Harus Satu Sikap

RENCANA Pemkot Mataram menutup Pasar Panglima sebenarnya merupakan gagasan yang cukup positif. Mengingat di pasar unggas yang dulu bernama pasar beras itu diduga masih berlangsung praktik prostitusi. Awalnya, pada masa pemerintahan mendiang Walikota Mataram, H. Moh. Ruslan, SH., pasar beras diganti namanya menjadi pasar Panglima.

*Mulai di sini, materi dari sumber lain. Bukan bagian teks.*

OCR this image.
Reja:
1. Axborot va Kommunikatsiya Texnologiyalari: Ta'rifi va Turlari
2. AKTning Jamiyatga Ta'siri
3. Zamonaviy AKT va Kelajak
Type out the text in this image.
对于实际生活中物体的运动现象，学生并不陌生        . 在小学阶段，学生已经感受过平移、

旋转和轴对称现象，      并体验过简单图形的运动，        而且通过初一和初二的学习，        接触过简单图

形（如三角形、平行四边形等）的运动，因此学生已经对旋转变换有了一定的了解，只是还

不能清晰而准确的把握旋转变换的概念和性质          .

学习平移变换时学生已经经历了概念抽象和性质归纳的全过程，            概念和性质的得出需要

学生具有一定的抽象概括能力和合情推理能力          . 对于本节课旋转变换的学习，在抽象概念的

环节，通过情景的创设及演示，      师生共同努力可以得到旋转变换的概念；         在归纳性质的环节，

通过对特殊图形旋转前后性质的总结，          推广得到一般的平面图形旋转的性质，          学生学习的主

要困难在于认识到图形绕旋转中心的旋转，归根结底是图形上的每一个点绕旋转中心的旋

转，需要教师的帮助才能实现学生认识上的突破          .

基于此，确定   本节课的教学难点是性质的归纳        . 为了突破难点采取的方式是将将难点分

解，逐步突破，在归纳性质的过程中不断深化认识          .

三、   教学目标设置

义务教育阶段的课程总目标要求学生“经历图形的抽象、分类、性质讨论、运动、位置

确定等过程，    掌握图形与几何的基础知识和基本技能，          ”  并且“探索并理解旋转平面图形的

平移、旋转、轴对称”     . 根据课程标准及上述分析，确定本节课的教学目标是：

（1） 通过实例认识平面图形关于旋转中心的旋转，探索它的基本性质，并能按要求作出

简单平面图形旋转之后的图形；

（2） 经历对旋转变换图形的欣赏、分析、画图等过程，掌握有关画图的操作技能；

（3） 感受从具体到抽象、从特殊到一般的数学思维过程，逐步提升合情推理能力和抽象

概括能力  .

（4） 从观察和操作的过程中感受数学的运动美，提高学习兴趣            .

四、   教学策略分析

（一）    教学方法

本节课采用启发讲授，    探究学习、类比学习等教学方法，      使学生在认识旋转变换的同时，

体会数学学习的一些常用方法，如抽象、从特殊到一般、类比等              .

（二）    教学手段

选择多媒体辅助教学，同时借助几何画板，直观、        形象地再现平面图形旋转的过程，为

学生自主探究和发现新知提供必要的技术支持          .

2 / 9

Pasar panglima adalah pasar unggas. Diubahnya identitas pasar beras menjadi pasar panglima, dihajatkan untuk menghilangkan kesan negatif yang sudah terlanjur melekat pada pasar beras. Tetapi setelah bertahun-tahun menggunakan identitas sebagai pasar Panglima, di lokasi itu diduga masih saja berlangsung praktik prostitusi secara terselubung.

Memang pada pagi hingga siang hari, pasar itu ramai oleh aktivitas jual beli unggas. Namun begitu beranjak malam, Pasar Panglima akan kembali seperti sedia kala menjadi pasar beras, tempat mangkalnya wanita-wanita yang diduga penjaja seks komersial. Meskipun belakang Dinas Sosnakertrans Kota Mataram mengklaim bahwa wanita-wanita diduga PSK yang mangkal di Pasar Beras itu bukan warga Mataram, melainkan berasal dari luar Kota Mataram.

Masih suburnya aktivitas esek-esek di Pasar Beras itu, diduga karena masih ada masyarakat yang menyediakan tempat untuk melakukan kegiatan tidak terpuji itu. Konon, ada dua orang warga yang masih menyewakan rumahnya bagi PSK yang akan melayani lelaki hidung belang. Ironisnya, menyewakan kamar kepada PSK yang hendak melayani konsumennya, telah menjadi mata pencahariannya.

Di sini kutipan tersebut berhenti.